“Merasa aman dan nyaman ini tidak hanya saat di ruang kerja, tapi juga saat di luar ruang kerja,” papar Margith.
Margith Damanik, reporter tim Investigasi di IDN Times, percaya bahwa lingkungan kerja yang ideal seharusnya adalah yang memastikan tiap anggotanya merasa aman dan nyaman. Hal ini pun berlaku juga untuk jurnalis perempuan yang seringnya lebih merasa tidak aman dan mendapat lebih banyak kendala dibandingkan jurnalis laki-laki.
Menurut Margith penting bagi perusahaan termasuk media tempat jurnalis perempuan bekerja untuk memastikan karyawannya pulang dari tempat kerja dalam kondisi aman tanpa khawatir pulang malam sendirian menggunakan transportasi publik juga cukup istirahat untuk kembali bekerja keesokan harinya.
Itu adalah sedikit cuplikan dari obrolan bersama Margith Damanik melalui live instagram SEJUK, Rabu (22/4) kemarin. Selain itu Margith banyak bercerita tentang pengalaman dirinya sebagai jurnalis perempuan di ruang redaksi dan lokasi peliputan.

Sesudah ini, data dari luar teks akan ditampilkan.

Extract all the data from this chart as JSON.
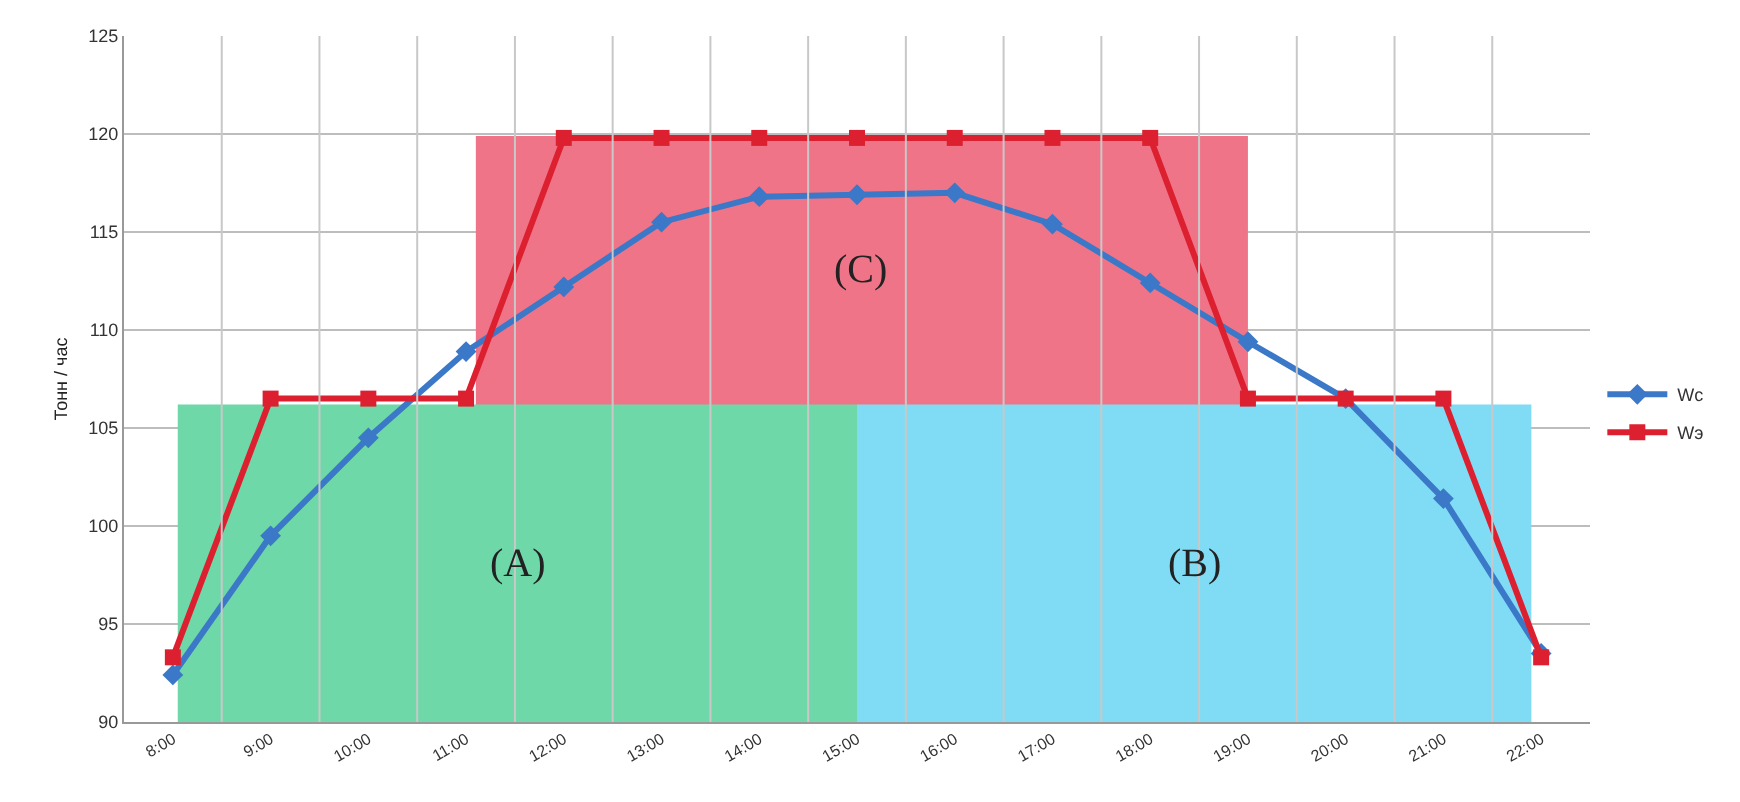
{
  "chart_data": {
    "type": "line",
    "ylabel": "Тонн / час",
    "x": [
      8,
      9,
      10,
      11,
      12,
      13,
      14,
      15,
      16,
      17,
      18,
      19,
      20,
      21,
      22
    ],
    "xlim": [
      7.5,
      22.5
    ],
    "xticks": [
      {
        "value": 8,
        "label": "8:00"
      },
      {
        "value": 9,
        "label": "9:00"
      },
      {
        "value": 10,
        "label": "10:00"
      },
      {
        "value": 11,
        "label": "11:00"
      },
      {
        "value": 12,
        "label": "12:00"
      },
      {
        "value": 13,
        "label": "13:00"
      },
      {
        "value": 14,
        "label": "14:00"
      },
      {
        "value": 15,
        "label": "15:00"
      },
      {
        "value": 16,
        "label": "16:00"
      },
      {
        "value": 17,
        "label": "17:00"
      },
      {
        "value": 18,
        "label": "18:00"
      },
      {
        "value": 19,
        "label": "19:00"
      },
      {
        "value": 20,
        "label": "20:00"
      },
      {
        "value": 21,
        "label": "21:00"
      },
      {
        "value": 22,
        "label": "22:00"
      }
    ],
    "ylim": [
      90,
      125
    ],
    "yticks": [
      90,
      95,
      100,
      105,
      110,
      115,
      120,
      125
    ],
    "grid": true,
    "legend": "right",
    "series": [
      {
        "type": "area",
        "color": "#f07488",
        "x": [
          11.1,
          19
        ],
        "values": [
          119.9,
          119.9
        ]
      },
      {
        "type": "area",
        "color": "#6ed8a8",
        "x": [
          8.05,
          15
        ],
        "values": [
          106.2,
          106.2
        ]
      },
      {
        "type": "area",
        "color": "#7fdcf4",
        "x": [
          15,
          21.9
        ],
        "values": [
          106.2,
          106.2
        ]
      },
      {
        "name": "Wс",
        "color": "#3b78c8",
        "marker": "diamond",
        "values": [
          92.4,
          99.5,
          104.5,
          108.9,
          112.2,
          115.5,
          116.8,
          116.9,
          117.0,
          115.4,
          112.4,
          109.4,
          106.5,
          101.4,
          93.5
        ]
      },
      {
        "name": "Wэ",
        "color": "#dd2030",
        "marker": "square",
        "values": [
          93.3,
          106.5,
          106.5,
          106.5,
          119.8,
          119.8,
          119.8,
          119.8,
          119.8,
          119.8,
          119.8,
          106.5,
          106.5,
          106.5,
          93.3
        ]
      }
    ],
    "annotations": [
      "(C)",
      "(A)",
      "(B)"
    ]
  }
}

Disampaikan Margith selama ini berdasarkan pengamatannya jumlah jurnalis perempuan muda dan laki-laki yang ditemuinya sudah cukup berimbang. Tidak hanya jurnalis di dalam ruang redaksi IDN Times tapi juga jurnalis perempuan yang ditemui di lokasi liputan.
“Jadi, kalau masyarakat lihatnya kebanyakan jurnalis itu laki-laki apalagi yang turun ke lapangan ya nggak juga. Banyak kok jurnalis perempuan muda yang juga turun ke lapangan termasuk saat ada aksi (demo -red),” tambah lulusan Universitas Multimedia Nusantara (UMN) ini.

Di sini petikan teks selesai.